After the examination of current and potential future talk about of the five competitive makes, managers can seek out options to effect these forces in their organization's interest. Although industry-specific business models will limit options, the own strategy can transform the impact of competitive causes on the organization. The objective is to reduce the power of competitive forces.
The model is based on the thought of competition. It assumes that companies make an effort to achieve competitive advantages over other players in the markets as well as over suppliers or customers. With this target, it dos not necessarily consider strategies like proper alliances, electronic linking of information systems of all companies along a value string, electronic enterprise-networks or others.
As for the limitations part, nothing in this world is alone PERFECT, so is this five forces model. Sometimes, it is better if some new player enter the market. It gives way to fresh thinking and catches the interest of the clients, in addition to benefits like infrastructure development. Again, it is better if a reasonable volume of substitutes are valuable in the market, as it makes one think how to raised his product and get the hearts of the customers.

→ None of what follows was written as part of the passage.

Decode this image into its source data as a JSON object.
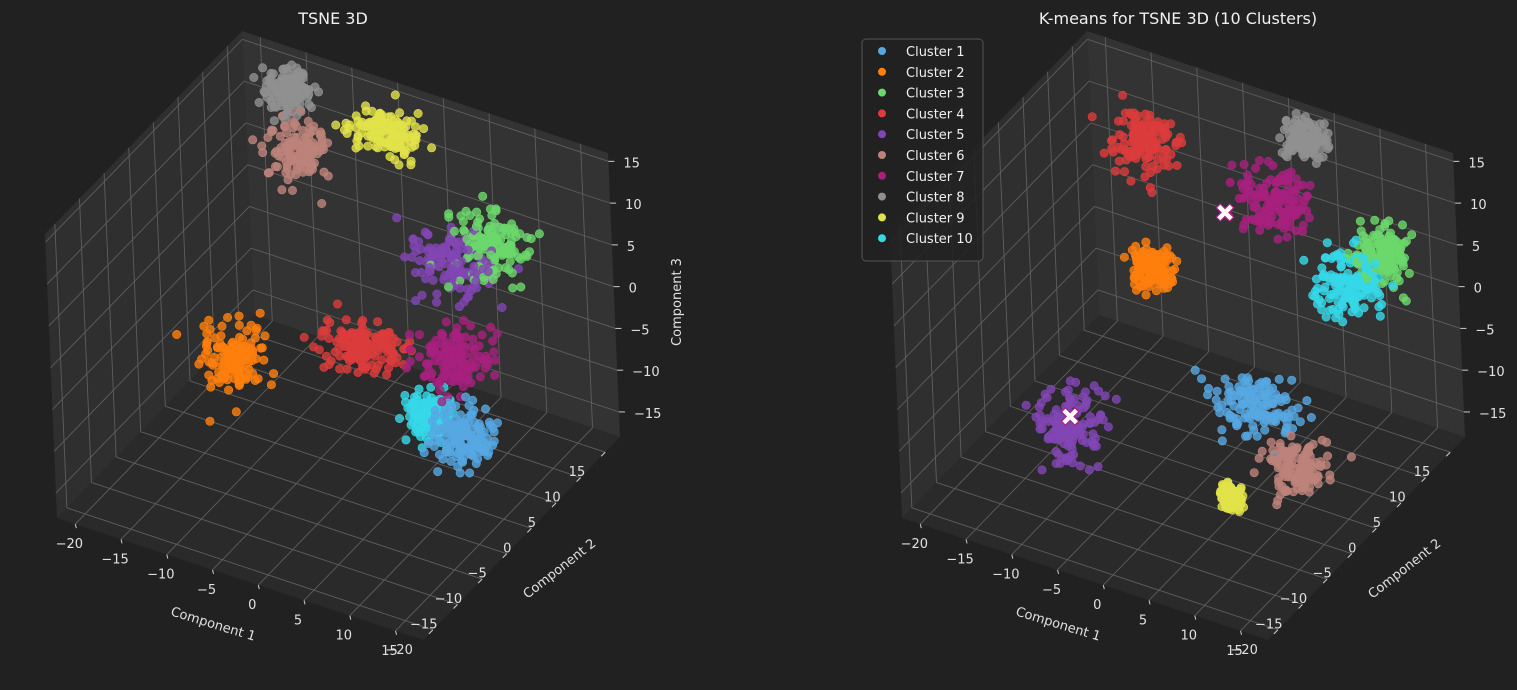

In mention of the general strategies it became clear over time that the truth is there were some tones of grey in the variation between differentiation and cost, compared to the dark-colored and white that is projected in theory. It is very difficult for most companies to completely ignore cost, no matter how different their product offering is. Likewise, most companies won't admit that their product is actually the same as that of others (Macmillan et al, 2000).
It is very important to analysts to note that Porter's general strategies should be considered as part of a broader strategic analysis. The general strategies only provide a good starting point for discovering the principles of cost control and differentiation and may not provide relevant proper routes in the case of fast growing markets (Lynch, 2003).
It is important to perform other analyses like PESTEL analysis to analyse how the generic strategy being employed by a company should change in accordance with external factors. Other useful analyses would include SWOT examination of the key success factors etc.